Thank you for doing all the work.
Thanks for taking the time to look and comment Jono. Yes, not terribly surprising, though I think that the results would be rejected outright by the most active posters in the DPR Sigma forum.
Thanks for your time and very objective testing.
I just wonder if the G9 images have more sharpening than the others. This is what I felt especially in the last cut-out showing the car. The more noise, as expected from a small CCD, might have been increased too, with this more sharpening choice of the manufacturer.
Thanks again.
Seyhun
Hi Seyhun, that is a good point. This is the crop you are referencing, in case others are interested:
The G9 and D-LUX3 were processed identically from RAW, getting the same sharpening in Lightroom and subsequently in Photoshop. Thus the sharpening should be similar unless one of the companies has applied sharpening (or blurring) to the RAW file or Lightroom is handling the files differently at a given level of sharpening. There is some evidence that Panasonic may have applied some noise filtering directly to the D-LUX3 RAWs, but Canon has denied applying sharpening on-chip in any of their recent cameras (another Chuck Westfall interview I should find and reference).
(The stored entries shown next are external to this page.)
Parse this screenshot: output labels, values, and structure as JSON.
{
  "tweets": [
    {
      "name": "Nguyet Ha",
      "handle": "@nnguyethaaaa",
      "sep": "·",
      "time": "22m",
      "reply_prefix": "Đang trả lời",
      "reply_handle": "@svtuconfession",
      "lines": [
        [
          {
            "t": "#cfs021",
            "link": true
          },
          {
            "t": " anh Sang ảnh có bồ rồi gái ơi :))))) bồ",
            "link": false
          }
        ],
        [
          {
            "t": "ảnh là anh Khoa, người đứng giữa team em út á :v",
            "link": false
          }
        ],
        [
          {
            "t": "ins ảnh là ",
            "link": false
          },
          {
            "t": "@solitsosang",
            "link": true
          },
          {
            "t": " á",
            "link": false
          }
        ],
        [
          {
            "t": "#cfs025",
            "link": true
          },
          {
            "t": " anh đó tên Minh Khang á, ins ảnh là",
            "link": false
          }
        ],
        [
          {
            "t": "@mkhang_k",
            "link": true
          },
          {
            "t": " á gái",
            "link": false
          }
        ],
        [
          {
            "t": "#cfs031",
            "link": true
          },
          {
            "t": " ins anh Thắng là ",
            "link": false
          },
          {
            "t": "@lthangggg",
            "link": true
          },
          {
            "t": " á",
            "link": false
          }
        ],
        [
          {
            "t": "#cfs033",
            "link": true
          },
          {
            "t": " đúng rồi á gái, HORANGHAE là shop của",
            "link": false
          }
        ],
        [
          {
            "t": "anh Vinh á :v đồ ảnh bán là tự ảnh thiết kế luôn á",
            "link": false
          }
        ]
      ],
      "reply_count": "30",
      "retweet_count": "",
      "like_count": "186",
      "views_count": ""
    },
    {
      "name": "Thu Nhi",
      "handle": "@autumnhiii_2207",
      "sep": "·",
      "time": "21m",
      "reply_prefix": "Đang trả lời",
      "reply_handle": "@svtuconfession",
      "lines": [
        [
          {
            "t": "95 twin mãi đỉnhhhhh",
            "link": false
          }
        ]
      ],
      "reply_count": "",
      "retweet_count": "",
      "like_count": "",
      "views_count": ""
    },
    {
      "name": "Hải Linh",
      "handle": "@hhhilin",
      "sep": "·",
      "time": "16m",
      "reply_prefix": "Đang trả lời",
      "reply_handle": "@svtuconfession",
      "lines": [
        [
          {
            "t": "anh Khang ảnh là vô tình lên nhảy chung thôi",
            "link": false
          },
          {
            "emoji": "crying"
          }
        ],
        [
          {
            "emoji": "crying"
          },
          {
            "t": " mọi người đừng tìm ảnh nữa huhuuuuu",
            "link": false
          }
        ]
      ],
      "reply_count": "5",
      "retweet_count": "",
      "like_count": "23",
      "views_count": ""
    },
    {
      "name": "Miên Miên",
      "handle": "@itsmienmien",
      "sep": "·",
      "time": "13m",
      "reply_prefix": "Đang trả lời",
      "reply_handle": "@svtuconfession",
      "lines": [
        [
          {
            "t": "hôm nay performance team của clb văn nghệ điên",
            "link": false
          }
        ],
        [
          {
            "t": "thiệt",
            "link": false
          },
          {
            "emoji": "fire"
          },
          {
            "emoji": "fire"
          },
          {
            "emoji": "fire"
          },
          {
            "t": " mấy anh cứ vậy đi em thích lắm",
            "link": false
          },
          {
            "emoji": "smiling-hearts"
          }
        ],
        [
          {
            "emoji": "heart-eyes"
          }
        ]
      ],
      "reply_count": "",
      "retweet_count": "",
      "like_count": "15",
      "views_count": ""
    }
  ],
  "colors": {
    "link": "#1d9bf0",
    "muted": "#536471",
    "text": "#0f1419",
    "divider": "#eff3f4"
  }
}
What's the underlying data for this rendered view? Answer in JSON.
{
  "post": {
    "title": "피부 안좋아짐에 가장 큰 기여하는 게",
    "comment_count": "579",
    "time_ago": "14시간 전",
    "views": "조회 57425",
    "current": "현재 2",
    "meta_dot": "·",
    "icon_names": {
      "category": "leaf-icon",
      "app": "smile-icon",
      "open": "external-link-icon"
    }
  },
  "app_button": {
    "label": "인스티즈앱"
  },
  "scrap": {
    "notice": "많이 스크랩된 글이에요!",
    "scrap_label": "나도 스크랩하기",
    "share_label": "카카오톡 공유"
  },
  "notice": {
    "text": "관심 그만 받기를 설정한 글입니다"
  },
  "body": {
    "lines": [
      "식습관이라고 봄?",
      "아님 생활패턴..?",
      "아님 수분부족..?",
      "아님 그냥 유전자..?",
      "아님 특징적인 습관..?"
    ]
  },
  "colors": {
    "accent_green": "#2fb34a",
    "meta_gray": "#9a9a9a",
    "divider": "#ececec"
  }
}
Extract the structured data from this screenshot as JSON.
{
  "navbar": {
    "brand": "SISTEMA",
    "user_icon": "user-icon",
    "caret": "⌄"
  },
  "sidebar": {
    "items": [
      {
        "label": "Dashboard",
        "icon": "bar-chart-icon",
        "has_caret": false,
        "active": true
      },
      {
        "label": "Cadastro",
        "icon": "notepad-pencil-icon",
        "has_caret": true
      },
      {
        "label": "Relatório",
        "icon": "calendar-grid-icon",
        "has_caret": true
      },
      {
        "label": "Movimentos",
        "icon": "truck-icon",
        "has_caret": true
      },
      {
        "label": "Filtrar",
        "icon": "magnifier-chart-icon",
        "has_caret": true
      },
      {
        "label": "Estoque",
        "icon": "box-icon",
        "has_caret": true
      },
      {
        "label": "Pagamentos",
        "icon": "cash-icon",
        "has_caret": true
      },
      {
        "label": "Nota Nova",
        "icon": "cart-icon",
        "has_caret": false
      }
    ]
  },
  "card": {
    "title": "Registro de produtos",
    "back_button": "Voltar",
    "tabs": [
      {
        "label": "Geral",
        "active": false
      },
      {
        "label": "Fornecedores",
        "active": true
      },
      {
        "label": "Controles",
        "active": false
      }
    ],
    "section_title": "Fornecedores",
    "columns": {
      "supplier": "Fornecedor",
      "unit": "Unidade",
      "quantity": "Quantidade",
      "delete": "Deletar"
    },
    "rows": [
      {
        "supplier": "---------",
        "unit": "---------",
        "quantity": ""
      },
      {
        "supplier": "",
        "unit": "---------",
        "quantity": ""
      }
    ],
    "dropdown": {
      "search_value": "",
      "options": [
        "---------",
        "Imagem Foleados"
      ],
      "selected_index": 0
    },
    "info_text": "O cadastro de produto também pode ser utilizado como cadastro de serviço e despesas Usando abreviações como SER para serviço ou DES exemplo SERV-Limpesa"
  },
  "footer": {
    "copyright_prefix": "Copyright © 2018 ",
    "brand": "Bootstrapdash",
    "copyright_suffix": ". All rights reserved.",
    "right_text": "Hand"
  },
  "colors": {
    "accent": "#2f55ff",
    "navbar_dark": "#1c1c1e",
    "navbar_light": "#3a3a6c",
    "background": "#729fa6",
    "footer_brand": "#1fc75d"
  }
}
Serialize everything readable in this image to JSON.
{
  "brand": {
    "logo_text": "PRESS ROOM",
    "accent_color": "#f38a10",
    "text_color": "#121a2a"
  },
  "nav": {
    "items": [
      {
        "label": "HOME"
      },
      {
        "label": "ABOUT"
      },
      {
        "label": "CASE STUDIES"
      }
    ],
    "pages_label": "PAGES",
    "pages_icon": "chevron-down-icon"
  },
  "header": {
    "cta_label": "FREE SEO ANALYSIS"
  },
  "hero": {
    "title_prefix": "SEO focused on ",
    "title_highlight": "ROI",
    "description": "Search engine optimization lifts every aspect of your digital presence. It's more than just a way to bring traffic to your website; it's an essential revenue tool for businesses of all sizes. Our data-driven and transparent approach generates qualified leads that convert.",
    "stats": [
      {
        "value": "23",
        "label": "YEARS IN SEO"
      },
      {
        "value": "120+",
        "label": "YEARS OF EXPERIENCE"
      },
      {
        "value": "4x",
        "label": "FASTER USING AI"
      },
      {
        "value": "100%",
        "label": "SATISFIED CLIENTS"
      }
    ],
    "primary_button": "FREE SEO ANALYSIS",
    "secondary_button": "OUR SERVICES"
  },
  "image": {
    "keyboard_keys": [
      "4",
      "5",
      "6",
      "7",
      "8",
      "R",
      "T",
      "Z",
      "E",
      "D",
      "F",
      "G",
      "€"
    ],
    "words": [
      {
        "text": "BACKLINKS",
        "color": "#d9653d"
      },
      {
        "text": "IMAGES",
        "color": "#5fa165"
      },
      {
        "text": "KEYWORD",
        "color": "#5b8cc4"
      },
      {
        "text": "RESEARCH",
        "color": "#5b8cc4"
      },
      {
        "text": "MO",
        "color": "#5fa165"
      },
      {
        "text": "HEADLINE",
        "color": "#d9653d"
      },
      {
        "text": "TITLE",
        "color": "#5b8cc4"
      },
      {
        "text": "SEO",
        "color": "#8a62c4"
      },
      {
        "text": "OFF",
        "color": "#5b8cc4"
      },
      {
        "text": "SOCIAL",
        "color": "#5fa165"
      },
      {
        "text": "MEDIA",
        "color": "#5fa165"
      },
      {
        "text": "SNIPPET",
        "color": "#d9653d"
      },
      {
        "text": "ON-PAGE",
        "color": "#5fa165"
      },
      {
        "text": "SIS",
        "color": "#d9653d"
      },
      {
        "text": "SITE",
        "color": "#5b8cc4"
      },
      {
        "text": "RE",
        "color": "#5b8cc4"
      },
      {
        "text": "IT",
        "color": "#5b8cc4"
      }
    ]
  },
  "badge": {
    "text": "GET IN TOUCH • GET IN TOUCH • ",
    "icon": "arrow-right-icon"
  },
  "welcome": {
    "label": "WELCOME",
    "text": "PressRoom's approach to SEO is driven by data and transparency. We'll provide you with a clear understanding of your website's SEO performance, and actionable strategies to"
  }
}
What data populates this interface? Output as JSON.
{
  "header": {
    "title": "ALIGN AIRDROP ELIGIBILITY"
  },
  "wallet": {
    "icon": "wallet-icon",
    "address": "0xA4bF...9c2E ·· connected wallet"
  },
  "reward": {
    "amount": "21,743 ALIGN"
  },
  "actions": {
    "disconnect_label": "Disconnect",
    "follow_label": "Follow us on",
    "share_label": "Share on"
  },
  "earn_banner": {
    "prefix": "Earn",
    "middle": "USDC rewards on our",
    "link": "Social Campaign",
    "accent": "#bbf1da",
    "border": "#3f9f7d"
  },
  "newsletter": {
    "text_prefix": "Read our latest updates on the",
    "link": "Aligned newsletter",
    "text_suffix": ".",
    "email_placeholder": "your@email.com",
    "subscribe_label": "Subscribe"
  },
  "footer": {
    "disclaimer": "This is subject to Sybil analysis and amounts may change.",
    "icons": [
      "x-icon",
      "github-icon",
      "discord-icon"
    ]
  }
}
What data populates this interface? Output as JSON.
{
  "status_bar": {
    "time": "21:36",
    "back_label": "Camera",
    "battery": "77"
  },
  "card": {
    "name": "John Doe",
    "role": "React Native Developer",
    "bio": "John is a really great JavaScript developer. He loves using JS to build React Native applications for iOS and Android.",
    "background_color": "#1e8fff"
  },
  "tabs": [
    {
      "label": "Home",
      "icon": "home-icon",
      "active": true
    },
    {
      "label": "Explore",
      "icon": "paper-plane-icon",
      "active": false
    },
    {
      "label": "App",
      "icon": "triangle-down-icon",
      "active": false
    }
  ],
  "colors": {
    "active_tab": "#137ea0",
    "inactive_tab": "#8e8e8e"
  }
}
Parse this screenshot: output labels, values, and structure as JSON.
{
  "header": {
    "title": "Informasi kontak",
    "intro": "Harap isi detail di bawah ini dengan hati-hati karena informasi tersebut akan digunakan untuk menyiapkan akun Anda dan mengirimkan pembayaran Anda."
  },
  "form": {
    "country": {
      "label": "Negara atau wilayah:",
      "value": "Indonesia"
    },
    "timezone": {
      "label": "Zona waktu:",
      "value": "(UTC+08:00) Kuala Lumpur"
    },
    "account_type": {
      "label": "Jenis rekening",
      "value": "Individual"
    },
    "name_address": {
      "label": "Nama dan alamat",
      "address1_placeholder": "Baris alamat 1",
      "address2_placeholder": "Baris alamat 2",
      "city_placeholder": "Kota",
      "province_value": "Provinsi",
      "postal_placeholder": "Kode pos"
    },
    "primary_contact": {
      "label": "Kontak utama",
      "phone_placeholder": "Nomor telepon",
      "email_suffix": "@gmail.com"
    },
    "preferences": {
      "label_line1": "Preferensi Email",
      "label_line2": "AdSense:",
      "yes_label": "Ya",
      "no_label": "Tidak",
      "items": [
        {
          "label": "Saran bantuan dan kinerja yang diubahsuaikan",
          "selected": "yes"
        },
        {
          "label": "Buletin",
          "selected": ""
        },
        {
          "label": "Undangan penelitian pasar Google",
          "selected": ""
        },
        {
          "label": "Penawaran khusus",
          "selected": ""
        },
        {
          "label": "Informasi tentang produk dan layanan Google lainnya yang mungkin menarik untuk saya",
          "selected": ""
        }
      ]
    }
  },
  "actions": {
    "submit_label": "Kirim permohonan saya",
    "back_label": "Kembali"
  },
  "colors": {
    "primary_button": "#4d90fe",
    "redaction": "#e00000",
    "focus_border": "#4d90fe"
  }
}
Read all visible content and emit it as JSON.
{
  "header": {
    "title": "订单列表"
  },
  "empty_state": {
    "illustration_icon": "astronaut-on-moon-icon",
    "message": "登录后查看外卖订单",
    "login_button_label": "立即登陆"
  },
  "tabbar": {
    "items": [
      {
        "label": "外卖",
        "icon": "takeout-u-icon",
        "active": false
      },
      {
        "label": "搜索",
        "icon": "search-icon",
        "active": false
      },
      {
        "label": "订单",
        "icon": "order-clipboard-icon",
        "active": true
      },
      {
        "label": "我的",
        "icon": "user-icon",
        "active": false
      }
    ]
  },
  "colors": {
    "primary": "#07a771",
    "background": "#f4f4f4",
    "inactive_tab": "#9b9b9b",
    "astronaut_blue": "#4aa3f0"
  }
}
I should mention, though the D-LUX image was slightly (109%) upscaled, so perhaps it should have gotten more sharpening to adjust for this. I tried to gauge sharpening according to the prominence of halos. For example, along the diagonal edge of the upper left border of the taller receptacle in this crop -
- it seems to me that the halos are similarly pronounced in the G9 and D-LUX crops. Likewise, I tried to gauge how much sharpening to give the DP1 by how prominent the halos were. This was harder, because Sigma Photo Pro (SPP) creates halos at the default level of sharpening, and I couldn't set SPP sharpening too far negative without others thinking that I was intentionally removing detail. I chose a level of -0.4, which does not remove detail, but also does not completely eliminate halos. Any halos present prior to upsizing are magnified by Genuine Fractals, so my leeway to give final stage sharpening to the DP1 image was somewhat hampered.
That said, perhaps the G9 samples are more sharpened. However, sharpening the D-LUX3 and DP1 files further, while closing the gap in apparent detail somewhat, does not bring them to the level of the G9 in this area.